Warum starb ich nicht von Mutterleib an, verschied ich nicht,
als ich aus dem Schoß hervorkam? (Hiob 3,11)

Warum hast du mich aus dem Mutterleib hervorgezogen?
Wäre ich doch umgekommen, so hätte mich kein Auge gesehen! (Hiob 10,18).

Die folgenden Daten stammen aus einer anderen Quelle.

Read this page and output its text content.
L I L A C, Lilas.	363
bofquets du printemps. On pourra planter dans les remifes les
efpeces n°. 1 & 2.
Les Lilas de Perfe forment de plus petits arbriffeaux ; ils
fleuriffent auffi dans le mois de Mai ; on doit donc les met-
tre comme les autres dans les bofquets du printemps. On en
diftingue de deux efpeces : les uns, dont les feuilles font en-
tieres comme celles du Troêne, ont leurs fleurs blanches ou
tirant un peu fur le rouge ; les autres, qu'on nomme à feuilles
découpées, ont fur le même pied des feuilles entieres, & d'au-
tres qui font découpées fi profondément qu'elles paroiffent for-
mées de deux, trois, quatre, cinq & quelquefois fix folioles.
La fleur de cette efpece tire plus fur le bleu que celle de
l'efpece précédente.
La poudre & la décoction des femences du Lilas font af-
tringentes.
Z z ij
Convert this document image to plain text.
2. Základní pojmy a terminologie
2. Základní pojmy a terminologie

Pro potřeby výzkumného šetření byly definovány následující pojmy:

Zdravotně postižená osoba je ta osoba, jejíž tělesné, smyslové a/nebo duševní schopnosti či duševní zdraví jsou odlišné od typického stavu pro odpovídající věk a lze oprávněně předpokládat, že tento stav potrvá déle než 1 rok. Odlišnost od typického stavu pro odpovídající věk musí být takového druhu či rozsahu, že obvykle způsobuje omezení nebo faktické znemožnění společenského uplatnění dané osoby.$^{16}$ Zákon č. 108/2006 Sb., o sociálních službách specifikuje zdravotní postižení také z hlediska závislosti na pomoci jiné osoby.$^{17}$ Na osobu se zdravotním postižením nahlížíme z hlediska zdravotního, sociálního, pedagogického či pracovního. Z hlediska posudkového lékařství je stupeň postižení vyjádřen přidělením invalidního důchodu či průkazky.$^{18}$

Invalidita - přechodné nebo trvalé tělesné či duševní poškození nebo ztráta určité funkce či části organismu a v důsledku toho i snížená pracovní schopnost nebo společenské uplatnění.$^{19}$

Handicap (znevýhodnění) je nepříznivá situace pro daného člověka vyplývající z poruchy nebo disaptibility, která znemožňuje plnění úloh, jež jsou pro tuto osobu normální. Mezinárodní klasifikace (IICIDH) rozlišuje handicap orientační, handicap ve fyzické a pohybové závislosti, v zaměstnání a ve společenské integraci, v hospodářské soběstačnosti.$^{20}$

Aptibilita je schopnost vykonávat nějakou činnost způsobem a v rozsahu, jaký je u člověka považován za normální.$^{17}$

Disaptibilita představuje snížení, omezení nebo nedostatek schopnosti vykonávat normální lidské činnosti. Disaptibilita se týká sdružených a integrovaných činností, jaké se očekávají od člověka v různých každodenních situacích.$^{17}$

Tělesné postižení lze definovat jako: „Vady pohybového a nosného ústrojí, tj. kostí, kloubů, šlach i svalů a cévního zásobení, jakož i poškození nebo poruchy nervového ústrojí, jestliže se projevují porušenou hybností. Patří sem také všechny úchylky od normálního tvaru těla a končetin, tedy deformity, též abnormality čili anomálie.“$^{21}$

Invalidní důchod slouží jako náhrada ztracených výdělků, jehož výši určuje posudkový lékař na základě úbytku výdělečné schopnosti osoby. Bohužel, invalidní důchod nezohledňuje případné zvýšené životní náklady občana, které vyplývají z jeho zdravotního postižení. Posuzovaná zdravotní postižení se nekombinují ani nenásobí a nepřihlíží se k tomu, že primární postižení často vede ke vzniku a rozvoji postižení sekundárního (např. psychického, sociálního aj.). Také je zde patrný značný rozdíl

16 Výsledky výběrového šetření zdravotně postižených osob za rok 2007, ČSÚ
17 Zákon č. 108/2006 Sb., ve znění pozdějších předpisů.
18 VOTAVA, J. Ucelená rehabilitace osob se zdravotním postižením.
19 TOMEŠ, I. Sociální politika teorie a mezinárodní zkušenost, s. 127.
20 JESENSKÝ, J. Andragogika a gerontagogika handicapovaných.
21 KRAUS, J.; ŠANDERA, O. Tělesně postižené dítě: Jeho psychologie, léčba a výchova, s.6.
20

Im „Großen Dankchoral” parodiert Brecht schließlich protestantische Choräle, um sein anarchisches und existentialistisches Lebensgefühl auszudrücken:

Lobet die Nacht und die Finsternis, die euch umfangen!
Kommet zuhauf.

Lobet die Kälte, die Finsternis und das Verderben!
Schauet hinan:
Es kommet nicht auf euch an
Und ihr könnt unbesorgt sterben.

Die Vierte Lektion der Hauspostille besteht aus „Psalmen”. Im Alten Testament trägt der junge König David seine Psalmen zur Laute und Flöte vor, während Brecht seine Psalmen selbst gern auf der Klampfe begleitete. Die Fünfte Lektion heißt „Die kleinen Tagzeiten der Abgestorbenen” und erinnert an die kurzen Andachten an die Verstorbenen im katholischen Ritus. Die „Abgestorbenen” allerdings sind eine zynische und nihilistische Verfremdung der Toten. Diese Lektion enthält den „Choral vom Manne Baal”. Hier greift Brecht noch weiter zurück, bis auf vorbiblische Tradition.

Baal ist ein vorisraelitischer semitischer Gott, dem in den assyrischen, babylonischen und kanaanitischen Kulten bis hin nach Ägypten geopfert wurde. Für Brecht ist Baal die Inkarnation wüster Sinnlichkeit und egoistischer Selbstverwirklichung. In den Chroniken und in den Büchern der Richter und Könige des Alten Testaments verdammen die Priester des Einen und Einzigen Gottes ihr Volk Israel, weil es immer wieder den Kulten des Baals und damit denen der umgebenden Völker verfällt:

Da wandten sich die Söhne Israels wieder ab und hurten den Baalim nach.

Brechts Choral beginnt:

Als im weißen Mutterschoße aufwuchs Baal …

und endet:

Als im dunklen Erdenschoße faulte Baal …

Wie im Lied „Von der Freundlichkeit der Welt” spannt Brecht den Bogen unserer Existenz von der Geburt bis zum Tod. Wie das Bild des Mutterschoßes, der großen Gebärerin, so entstammt auch das Bild der Erde, zu der wir wieder zurückkehren, dem Alten Testament. In der Schöpfungsgeschichte verkündet Gott dem gerade geschaffenen Adam (1.Mose3,19):

Im Schweiße deines Angesichts wirst du dein Brot essen,
bis du zurückkehrst zum Erdboden, denn von ihm bist du genommen.
Denn Staub bist du, und zum Staub wirst du zurückkehren!

Brechts expressionistische und existentialistische Phase endet jedoch bald. Spätestens in der „Dreigroschenoper”, die im Jahre 1928 uraufgeführt wird, überwindet er seine anarchischen, zynischen und nihilistischen Haltungen.